I am intensely reflective, reflecting all the time on all kinds of stuff that am I occupied with in good and bad senses. So it’s not like I lack the capacity for reflection and recursion; I have that capacity in spades. What I need are more routinized habits of reflection. I need to sit down at particularly appropriate times and deliberately to think about things that are holding my attention–my classes, my scholarship (an article I can’t seem to get moving on), my service obligations (a committee I chair that I haven’t called a meeting of in a while), my family relationships, and so on, into a ever-expanding and increasingly cosmic concentric circles.
Maybe that’s forcing it into a tight little box, to schedule reflection time on matters of ultimate concerns, my family, my place in the universe. Maybe. But for sure, I could more deliberately schedule reflective time for thinking through most less-cosmic but still significant concerns.

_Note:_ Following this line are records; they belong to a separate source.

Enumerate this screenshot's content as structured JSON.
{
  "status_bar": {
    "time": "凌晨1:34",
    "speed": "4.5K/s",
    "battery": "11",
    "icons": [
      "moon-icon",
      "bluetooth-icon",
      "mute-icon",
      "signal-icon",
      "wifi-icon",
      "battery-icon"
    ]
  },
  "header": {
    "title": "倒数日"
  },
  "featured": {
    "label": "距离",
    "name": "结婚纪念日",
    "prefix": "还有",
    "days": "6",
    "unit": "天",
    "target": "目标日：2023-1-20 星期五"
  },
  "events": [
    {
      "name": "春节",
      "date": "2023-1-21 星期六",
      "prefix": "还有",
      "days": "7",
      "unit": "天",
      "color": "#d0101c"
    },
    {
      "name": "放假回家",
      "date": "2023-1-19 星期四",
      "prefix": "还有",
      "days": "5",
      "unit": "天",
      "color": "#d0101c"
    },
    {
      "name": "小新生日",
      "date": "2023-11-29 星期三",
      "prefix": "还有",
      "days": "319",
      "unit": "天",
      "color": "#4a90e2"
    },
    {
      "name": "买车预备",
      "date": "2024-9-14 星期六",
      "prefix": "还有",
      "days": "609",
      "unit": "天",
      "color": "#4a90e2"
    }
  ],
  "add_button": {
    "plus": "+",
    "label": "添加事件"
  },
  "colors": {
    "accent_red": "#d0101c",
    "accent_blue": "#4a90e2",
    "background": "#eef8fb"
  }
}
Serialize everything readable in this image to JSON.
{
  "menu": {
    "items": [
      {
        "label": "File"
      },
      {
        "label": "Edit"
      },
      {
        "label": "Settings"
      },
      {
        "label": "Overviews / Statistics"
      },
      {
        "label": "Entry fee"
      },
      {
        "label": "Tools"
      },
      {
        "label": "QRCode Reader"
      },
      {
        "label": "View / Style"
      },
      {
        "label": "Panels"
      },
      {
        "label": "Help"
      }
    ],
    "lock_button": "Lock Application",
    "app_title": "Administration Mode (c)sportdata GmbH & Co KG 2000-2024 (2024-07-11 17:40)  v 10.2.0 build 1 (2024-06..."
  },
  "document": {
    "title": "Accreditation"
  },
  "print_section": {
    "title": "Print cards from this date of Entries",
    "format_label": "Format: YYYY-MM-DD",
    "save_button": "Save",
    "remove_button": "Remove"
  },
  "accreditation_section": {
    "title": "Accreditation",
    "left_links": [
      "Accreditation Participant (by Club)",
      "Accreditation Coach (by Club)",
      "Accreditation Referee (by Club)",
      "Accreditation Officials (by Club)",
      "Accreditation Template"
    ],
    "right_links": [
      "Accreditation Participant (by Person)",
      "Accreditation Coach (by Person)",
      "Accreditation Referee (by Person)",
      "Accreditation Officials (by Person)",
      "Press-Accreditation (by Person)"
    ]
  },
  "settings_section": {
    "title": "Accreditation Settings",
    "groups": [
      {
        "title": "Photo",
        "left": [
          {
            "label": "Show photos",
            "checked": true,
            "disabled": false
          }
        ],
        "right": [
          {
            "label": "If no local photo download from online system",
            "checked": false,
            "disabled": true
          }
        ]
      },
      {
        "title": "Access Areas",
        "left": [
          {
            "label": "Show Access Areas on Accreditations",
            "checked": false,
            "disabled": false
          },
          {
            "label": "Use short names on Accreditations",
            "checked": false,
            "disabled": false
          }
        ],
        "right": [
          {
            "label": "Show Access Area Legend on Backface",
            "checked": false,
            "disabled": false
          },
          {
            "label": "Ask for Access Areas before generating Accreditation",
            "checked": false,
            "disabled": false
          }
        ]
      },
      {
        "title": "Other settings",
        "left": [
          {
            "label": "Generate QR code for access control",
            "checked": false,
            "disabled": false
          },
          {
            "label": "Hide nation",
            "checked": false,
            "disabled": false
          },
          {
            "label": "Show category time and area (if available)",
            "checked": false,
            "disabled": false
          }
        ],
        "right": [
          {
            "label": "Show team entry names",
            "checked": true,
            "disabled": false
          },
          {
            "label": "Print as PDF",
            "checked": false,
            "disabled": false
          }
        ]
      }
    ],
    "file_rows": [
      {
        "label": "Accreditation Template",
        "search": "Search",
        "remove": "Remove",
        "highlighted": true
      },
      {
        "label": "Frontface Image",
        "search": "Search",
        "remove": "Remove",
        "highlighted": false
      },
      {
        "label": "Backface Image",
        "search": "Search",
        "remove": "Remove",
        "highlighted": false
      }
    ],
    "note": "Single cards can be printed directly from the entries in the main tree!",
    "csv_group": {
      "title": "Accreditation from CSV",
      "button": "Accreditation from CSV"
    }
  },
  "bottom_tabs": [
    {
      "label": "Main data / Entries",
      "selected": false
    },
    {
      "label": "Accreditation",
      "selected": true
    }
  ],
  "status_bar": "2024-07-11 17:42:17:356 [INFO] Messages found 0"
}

This is on my mind because for about a year (with a serious and long fall off the wagon about a month in) I have been trying to adopt the principles of Getting Things Done (GTD) [see David Allen's site and this 43 folders post, if you are curious]. I have done an OK job on the collection phase of things (getting everything out of your head, capturing all your commitments), processing and organizing that stuff. And I’ve even gotten some things done. What I have not established, though, is a routine of reflection. GTD describes/prescribes a weekly review in which you systematically go through all your lists, calendars, clear out inboxes of all kinds, and so forth in order to clarify your commitments, manage your projects, etc. THIS, this, readers has been the thing I have bungled. I’m not beating myself up, mind you, just reflecting on the fact that I need to reflect in a more deliberate fashion.
In my previous post , I talked about how I blogged once before but not for long because I couldn’t sustain the habit. In part that was a perfectionism that I have and that slows me down, keeps me from saying things, etc. But I think another cause is a certain personality or maybe a brain that can’t doesn’t “naturally” shut off the reflection. I think about it too much, I guess I’m saying. Here’s what I want to do: shut off the all the time reflection on the things I need to do, hold that off for a weekly review, and use this brain for other things.
Do I contradict myself? (Whitman fans know what’s coming….) Very well, then. I contain multitudes!